Chi vuol esser lieto sia:
di doman non c'è certezza".
   Ma il carnevale ha tutta un'altra funzione; è fantasia, creatività, ironia; e rovesciare la vita per osservarne i risvolti partendo da altre prospettive. In tale luce esso assume una valenza educativa ed essere letto in chiave cristiana. Si spiega così il motivo per cui S. Ambrogio abbia prolungato il Carnevale ambrosiano di tre giorni rispetto a quello romano.
   Che cosa cambierebbe, se guardassimo il mondo invertendo i paralleli e i meridiani? E se facessimo sedere il re su un misero sgabello di paglia e da lì gli facessimo governare il paese? E se invertissimo il rapporto adulti - bambini, nascessimo grandi e diventassimo via via piccini? Giocoforza i frutti devono maturare sui rami dell'albero? E se li mettessimo al posto delle radici? E se ponessimo le fondamenta delle case in su e i tetti in giù, come si capovolge un aereo supersonico, dovremmo stare con le gambe per aria, quando ci sediamo al tavolo di cucina?
   La verità è che non siamo più abituati a ironizzare e che ci risulta difficile l'autoironia; e invece solo così riusciremmo a prendere in seria considerazione i limiti personali, a trovare spazio per la libertà di spirito, a dare il giusto orientamento alla nostra personalità. Come mai la luna è così timida da non mostrare mai l'altra faccia?
   Che cosa vi nasconde?
   L'ironia mi permette di cogliere il fruscio della linfa che scorre nelle tremule foglie dei pioppi, di trasformare gli alberi in esseri umani e di vedere come essi si muovono nella misteriosa penombra del bosco, di ascoltare i commenti che gli usignoli si scambiano nei nostri confronti.
   Gesù si è meravigliosamente destreggiato con l'arte dell'ironia. A nessuno era mai venuto in mente di sfamare con pane e pesci una folla di cinquemila uomini in un deserto. Anzi, per far capire agli apostoli la novità del suo agire, nel Vangelo di Marco Gesù manda addirittura gli apostoli a controllare quanti pani avevano, quasi disponessero di chissà quali vettovaglie.
   Il Vangelo tratteggia la figura di Pietro con sottile umorismo. Cammina sulle acque, e sul punto più bello, dopo di aver percorso parecchi metri, si spaventa delle raffiche di vento; e per il vento, non per le onde, affonda nel lago.
   Perché la Passione è un racconto tragico; però, il povero Pilato esercita il potere, ma chi compie il ruolo del giudice è Gesù.
   Nella stupenda visione idilliaca del profeta Isaia "il vitello e il leoncello pascoleranno insieme; il leone si ciberà di paglia, come il bue".
   Ci vuole una fervida fantasia per immaginare un leoncello al pascolo o sdraiato oziosamente nella stalla di una fattoria.
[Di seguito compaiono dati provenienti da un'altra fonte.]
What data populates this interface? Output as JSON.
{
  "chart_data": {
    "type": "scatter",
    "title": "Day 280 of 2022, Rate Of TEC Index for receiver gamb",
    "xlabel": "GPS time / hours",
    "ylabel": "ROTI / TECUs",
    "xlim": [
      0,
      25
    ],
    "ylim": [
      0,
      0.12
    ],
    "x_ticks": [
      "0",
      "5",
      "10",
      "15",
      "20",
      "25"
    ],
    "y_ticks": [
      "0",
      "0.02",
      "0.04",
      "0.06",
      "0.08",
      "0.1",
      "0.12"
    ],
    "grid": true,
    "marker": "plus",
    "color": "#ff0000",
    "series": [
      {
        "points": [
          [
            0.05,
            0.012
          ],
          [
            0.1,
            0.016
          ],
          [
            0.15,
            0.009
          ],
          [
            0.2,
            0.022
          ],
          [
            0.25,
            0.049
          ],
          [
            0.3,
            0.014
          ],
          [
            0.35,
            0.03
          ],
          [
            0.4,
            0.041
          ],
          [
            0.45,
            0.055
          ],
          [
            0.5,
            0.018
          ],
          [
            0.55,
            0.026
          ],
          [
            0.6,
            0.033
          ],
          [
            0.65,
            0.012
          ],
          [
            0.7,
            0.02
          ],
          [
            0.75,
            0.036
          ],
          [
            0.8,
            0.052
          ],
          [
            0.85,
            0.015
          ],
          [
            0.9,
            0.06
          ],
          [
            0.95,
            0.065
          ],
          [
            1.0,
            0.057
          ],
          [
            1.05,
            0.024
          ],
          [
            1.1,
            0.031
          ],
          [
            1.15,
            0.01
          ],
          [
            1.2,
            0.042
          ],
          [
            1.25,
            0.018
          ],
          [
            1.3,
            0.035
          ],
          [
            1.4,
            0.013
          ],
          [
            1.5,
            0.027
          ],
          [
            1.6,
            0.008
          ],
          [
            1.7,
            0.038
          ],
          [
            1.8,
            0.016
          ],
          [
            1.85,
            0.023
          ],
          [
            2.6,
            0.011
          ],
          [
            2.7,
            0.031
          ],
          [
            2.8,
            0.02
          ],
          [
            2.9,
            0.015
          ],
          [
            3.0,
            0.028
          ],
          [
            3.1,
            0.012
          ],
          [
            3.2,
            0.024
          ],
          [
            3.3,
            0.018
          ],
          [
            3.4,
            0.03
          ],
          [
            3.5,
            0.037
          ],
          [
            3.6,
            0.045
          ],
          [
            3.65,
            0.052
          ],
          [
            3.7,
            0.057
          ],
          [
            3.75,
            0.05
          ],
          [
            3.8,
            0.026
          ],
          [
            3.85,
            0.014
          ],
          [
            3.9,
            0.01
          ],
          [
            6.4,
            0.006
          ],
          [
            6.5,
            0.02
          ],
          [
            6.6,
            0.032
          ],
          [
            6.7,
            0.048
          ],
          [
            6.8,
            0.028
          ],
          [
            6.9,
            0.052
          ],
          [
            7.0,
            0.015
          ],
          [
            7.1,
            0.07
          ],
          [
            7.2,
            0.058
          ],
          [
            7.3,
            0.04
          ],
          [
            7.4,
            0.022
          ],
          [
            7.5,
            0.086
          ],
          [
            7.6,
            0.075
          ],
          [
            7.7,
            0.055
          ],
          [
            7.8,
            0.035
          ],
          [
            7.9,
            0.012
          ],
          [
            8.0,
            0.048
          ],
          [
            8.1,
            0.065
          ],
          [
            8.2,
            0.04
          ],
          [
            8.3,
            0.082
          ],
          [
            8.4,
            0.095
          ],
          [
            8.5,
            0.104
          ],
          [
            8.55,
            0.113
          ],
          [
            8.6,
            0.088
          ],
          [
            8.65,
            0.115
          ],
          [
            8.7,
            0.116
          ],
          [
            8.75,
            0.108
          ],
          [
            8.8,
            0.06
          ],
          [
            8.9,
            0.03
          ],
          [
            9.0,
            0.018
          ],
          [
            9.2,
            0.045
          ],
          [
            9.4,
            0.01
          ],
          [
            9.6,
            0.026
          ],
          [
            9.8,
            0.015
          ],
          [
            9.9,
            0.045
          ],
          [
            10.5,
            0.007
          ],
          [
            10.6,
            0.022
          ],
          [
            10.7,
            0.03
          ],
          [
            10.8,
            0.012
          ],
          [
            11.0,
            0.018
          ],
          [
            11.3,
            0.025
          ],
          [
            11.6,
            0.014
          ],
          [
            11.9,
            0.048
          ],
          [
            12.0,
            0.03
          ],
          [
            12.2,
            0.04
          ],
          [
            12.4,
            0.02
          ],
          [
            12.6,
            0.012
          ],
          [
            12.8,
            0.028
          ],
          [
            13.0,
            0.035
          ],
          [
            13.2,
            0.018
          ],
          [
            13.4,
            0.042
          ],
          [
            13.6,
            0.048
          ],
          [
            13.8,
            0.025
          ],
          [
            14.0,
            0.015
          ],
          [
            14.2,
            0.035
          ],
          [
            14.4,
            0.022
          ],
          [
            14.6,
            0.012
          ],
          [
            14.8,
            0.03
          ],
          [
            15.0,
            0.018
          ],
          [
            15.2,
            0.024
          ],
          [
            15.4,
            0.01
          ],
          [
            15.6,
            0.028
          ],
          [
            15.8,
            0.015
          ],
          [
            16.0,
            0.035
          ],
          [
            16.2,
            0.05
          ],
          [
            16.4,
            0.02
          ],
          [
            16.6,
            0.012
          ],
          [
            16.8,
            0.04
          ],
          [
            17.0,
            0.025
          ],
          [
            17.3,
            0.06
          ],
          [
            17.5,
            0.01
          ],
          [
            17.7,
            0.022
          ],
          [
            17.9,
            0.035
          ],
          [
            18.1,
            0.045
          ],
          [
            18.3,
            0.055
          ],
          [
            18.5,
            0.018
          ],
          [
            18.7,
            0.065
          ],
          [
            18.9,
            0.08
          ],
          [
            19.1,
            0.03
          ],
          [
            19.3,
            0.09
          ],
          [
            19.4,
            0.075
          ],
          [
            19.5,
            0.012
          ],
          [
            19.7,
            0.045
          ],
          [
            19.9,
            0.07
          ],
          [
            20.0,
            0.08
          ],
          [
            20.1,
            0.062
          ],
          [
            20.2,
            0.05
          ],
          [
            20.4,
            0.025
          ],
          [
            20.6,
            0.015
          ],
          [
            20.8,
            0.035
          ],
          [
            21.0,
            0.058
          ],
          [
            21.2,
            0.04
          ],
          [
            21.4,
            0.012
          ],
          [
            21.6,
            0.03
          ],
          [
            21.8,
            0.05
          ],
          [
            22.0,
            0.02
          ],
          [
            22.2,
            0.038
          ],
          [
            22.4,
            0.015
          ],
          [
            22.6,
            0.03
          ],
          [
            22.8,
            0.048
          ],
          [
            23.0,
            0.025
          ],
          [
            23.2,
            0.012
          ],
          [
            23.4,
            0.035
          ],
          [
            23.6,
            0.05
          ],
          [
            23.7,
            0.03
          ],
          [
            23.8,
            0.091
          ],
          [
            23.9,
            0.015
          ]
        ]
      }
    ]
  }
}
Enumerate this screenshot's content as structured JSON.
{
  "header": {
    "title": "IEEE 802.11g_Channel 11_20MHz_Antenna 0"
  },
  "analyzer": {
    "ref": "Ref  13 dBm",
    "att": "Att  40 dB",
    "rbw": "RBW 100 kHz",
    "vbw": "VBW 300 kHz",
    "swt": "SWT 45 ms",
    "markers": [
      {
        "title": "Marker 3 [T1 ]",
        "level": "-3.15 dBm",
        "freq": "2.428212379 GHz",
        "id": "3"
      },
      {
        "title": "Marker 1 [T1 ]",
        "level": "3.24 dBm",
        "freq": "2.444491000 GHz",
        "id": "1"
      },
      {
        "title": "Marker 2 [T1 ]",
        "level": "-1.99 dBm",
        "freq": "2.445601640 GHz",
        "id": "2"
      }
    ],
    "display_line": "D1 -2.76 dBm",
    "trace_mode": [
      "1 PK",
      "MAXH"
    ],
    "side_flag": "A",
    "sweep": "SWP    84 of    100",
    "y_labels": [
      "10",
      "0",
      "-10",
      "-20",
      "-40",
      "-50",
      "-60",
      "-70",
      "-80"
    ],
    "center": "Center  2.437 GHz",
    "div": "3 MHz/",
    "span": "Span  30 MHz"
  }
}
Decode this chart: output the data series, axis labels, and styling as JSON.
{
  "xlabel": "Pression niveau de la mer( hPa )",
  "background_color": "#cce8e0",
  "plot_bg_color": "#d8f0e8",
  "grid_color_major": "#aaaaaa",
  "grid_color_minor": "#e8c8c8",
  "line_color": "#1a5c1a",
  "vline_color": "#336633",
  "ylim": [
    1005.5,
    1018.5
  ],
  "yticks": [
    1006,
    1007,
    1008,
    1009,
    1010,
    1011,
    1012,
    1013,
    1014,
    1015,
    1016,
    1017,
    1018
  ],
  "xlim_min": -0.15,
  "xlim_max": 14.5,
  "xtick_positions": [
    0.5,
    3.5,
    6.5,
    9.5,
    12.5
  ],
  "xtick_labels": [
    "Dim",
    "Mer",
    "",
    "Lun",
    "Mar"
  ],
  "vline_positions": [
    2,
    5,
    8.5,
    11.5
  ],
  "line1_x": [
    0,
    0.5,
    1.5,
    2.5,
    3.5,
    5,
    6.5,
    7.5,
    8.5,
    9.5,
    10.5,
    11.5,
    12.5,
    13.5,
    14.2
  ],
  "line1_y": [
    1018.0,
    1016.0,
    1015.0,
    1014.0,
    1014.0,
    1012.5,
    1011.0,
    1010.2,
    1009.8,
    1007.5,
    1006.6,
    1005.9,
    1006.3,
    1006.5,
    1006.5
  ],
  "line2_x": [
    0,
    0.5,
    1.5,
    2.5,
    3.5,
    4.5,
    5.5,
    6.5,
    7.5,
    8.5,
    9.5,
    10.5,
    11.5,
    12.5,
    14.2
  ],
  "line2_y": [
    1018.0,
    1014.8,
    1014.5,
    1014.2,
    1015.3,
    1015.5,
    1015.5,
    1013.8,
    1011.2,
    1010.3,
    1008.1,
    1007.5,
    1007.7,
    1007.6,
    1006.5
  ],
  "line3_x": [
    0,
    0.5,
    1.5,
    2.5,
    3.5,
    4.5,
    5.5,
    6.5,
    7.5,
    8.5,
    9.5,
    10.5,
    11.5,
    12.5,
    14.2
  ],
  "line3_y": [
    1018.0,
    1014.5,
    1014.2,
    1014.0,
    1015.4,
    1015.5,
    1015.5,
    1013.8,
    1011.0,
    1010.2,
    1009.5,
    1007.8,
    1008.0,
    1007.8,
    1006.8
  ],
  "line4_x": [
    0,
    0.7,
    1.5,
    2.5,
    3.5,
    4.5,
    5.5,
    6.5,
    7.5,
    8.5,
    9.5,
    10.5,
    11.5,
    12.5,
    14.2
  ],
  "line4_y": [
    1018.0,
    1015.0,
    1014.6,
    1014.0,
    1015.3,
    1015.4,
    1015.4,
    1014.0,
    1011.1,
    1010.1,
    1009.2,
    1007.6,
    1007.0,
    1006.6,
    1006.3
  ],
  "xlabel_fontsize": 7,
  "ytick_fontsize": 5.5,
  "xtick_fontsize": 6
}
Il profeta si è semplicemente permesso di modificare le regole del gioco culinario.
   L'ascetica cristiana porta a conquistare abitudini diverse rispetto al comportamento usuale. Maria, l'egiziaca, vive per più di quarant'anni nel deserto con tre tozzi di pane e tre monetine che un vecchio, a cui aveva chiesto in quale direzione si trovasse il deserto, le aveva messo in mano. Chissà come erano diventati quei frammenti di pane dopo quarant'anni. E da noi, per digerire certi cibi, non occorrono dei denti ben più robusti?
   A noi manca la bontà di un S. Nilo, i cui occhi dolci avevano ammansito persino l'orso della foresta, che impietosito della povertà di quel monaco si era sentito in dovere di portargli tutte le mattine del cibo, in modo da non distoglierlo dalla contemplazione interiore.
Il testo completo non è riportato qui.